Creditsimple.com.au CEO David Scognamiglio said it was pleased to partner with NAB on this important initiative and was excited for more Australians to know just how easy it was to check and improve their credit score.
“The good thing about knowing your credit score is that you can actively work to improve it, but the first step is knowing what it is, and then knowing how to change it,” Mr Scognamiglio said.
“Paying your accounts on time might seem obvious, but it’s important to understand that missing a payment can impact your record and hold you back from achieving your financial goals.”
Mr Scognamiglio said credit scores became increasingly important following the expansion of Comprehensive Credit Reporting (CCR) in September this year.
“Until the take-up of CCR, banks could only judge how much to lend based on their ‘negative’ credit score – for things like missing a credit card repayment. Being on top of your finances by paying credit cards or car loans on time were never included, but they have been from September,” Mr Scognamiglio said.
“NAB’s Credit Health Tool will give consumers the power to change this and we congratulate NAB on becoming the first major bank to roll this out nationally – it’s a big deal.
“Australians can be assured that accessing NAB Credit Health won’t negatively impact their credit score, that signing up won’t provide NAB access to their credit information and that all data is protected using industry best practice technology and processes.”
To obtain your free credit score and report today, visit nab.com.au/credithealth
What is a credit score and what does it mean?
A credit score is a number between 0 and 1,000 that indicates how creditworthy you are and how likely you are to pay your bills on time. Most credit scores are between 300 and 850. The higher the score, the better your credit health.
Top tips to improve your credit score:
- Make sure you pay your accounts on time
Until relatively recently only your ‘bad’ financial behaviour of late or missed payments showed up on your credit score. But changes to the system mean both your good behaviour, as well as bad, is recorded. Therefore, the easiest thing to do is ensure you have your accounts up to date and keep them up to date. A consumer who has a good track record of paying for a credit product on time is likely to keep doing that.
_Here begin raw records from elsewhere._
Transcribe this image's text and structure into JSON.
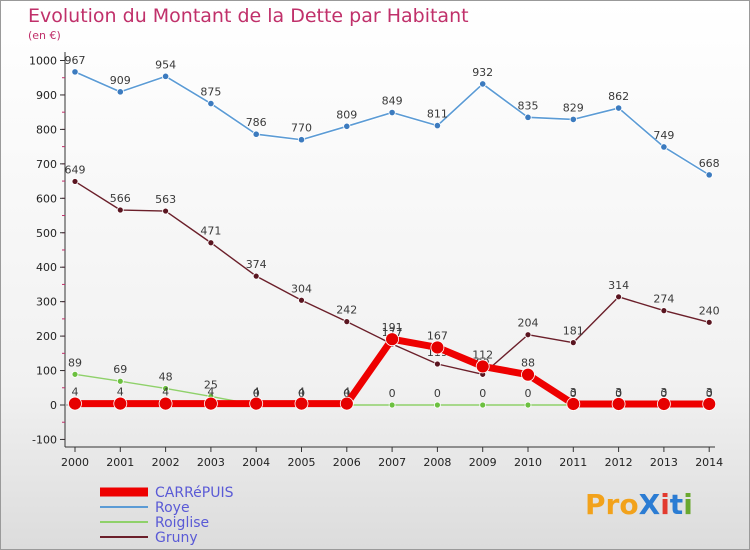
{
  "title": "Evolution du Montant de la Dette par Habitant",
  "subtitle": "(en €)",
  "logo": {
    "text": "ProXiti",
    "letters": [
      "P",
      "r",
      "o",
      "X",
      "i",
      "t",
      "i"
    ],
    "colors": [
      "#f2a21b",
      "#f2a21b",
      "#f2a21b",
      "#2b7cd3",
      "#e23a2e",
      "#2b7cd3",
      "#6aa82f"
    ]
  },
  "chart_data": {
    "type": "line",
    "x": [
      "2000",
      "2001",
      "2002",
      "2003",
      "2004",
      "2005",
      "2006",
      "2007",
      "2008",
      "2009",
      "2010",
      "2011",
      "2012",
      "2013",
      "2014"
    ],
    "ylim": [
      -100,
      1000
    ],
    "yticks": [
      "-100",
      "0",
      "100",
      "200",
      "300",
      "400",
      "500",
      "600",
      "700",
      "800",
      "900",
      "1000"
    ],
    "ytick_values": [
      -100,
      0,
      100,
      200,
      300,
      400,
      500,
      600,
      700,
      800,
      900,
      1000
    ],
    "grid": false,
    "legend_position": "bottom-left",
    "series": [
      {
        "name": "Roye",
        "color": "#5b9bd5",
        "marker": "#3c7bbf",
        "values": [
          967,
          909,
          954,
          875,
          786,
          770,
          809,
          849,
          811,
          932,
          835,
          829,
          862,
          749,
          668
        ],
        "labels": [
          "967",
          "909",
          "954",
          "875",
          "786",
          "770",
          "809",
          "849",
          "811",
          "932",
          "835",
          "829",
          "862",
          "749",
          "668"
        ]
      },
      {
        "name": "Gruny",
        "color": "#6b1f2a",
        "marker": "#5a1520",
        "values": [
          649,
          566,
          563,
          471,
          374,
          304,
          242,
          177,
          119,
          89,
          204,
          181,
          314,
          274,
          240
        ],
        "labels": [
          "649",
          "566",
          "563",
          "471",
          "374",
          "304",
          "242",
          "177",
          "119",
          "89",
          "204",
          "181",
          "314",
          "274",
          "240"
        ]
      },
      {
        "name": "Roiglise",
        "color": "#8fd16a",
        "marker": "#6cc040",
        "values": [
          89,
          69,
          48,
          25,
          0,
          0,
          0,
          0,
          0,
          0,
          0,
          0,
          0,
          0,
          0
        ],
        "labels": [
          "89",
          "69",
          "48",
          "25",
          "0",
          "0",
          "0",
          "0",
          "0",
          "0",
          "0",
          "0",
          "0",
          "0",
          "0"
        ]
      },
      {
        "name": "CARRéPUIS",
        "color": "#ee0000",
        "marker": "#e60000",
        "values": [
          4,
          4,
          4,
          4,
          4,
          4,
          4,
          191,
          167,
          112,
          88,
          3,
          3,
          3,
          3
        ],
        "labels": [
          "4",
          "4",
          "4",
          "4",
          "4",
          "4",
          "4",
          "191",
          "167",
          "112",
          "88",
          "3",
          "3",
          "3",
          "3"
        ]
      }
    ],
    "legend": [
      "CARRéPUIS",
      "Roye",
      "Roiglise",
      "Gruny"
    ]
  }
}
- Minimise your applications for credit
Shopping around for a new credit card or home loan can save you money. But applying for too many of them can actually lower your credit rating. If you’re constantly applying for small loans or have a lot of enquiries on your file within a short time period, this will negatively impact your score. For example, applying for many credit cards within a few years is not ideal.Data shows that consumers who constantly apply for more credit end up significantly more likely to default.
- If you’ve defaulted, pay it up
A default will stay on your file for five years regardless of whether or not you pay it, but if you pay it off, it will reduce the negative impact. Over time the impact of defaults will reduce. If you’ve got two or more unpaid debts then this will impact your score, as well as not paying on time.
Budgeting is key to financial success, taking the time to sit down and map out your commitments and goals can help you improve your credit score.
Credithealth.nab.com.au is hosted and operated by Credit Simple (Australia) Pty Limited ABN 14 614 444 790 and Australian Credit Licence 513554 (Credit Simple) (which is part of the illion group of companies). The information in the Credit Health Report is provided by illion Data Registries Pty Ltd ABN 38 101 620 446 (illion), a credit bureau in Australia, and is not shared with NAB. Any application to NAB for credit is subject to NAB’s credit approval criteria.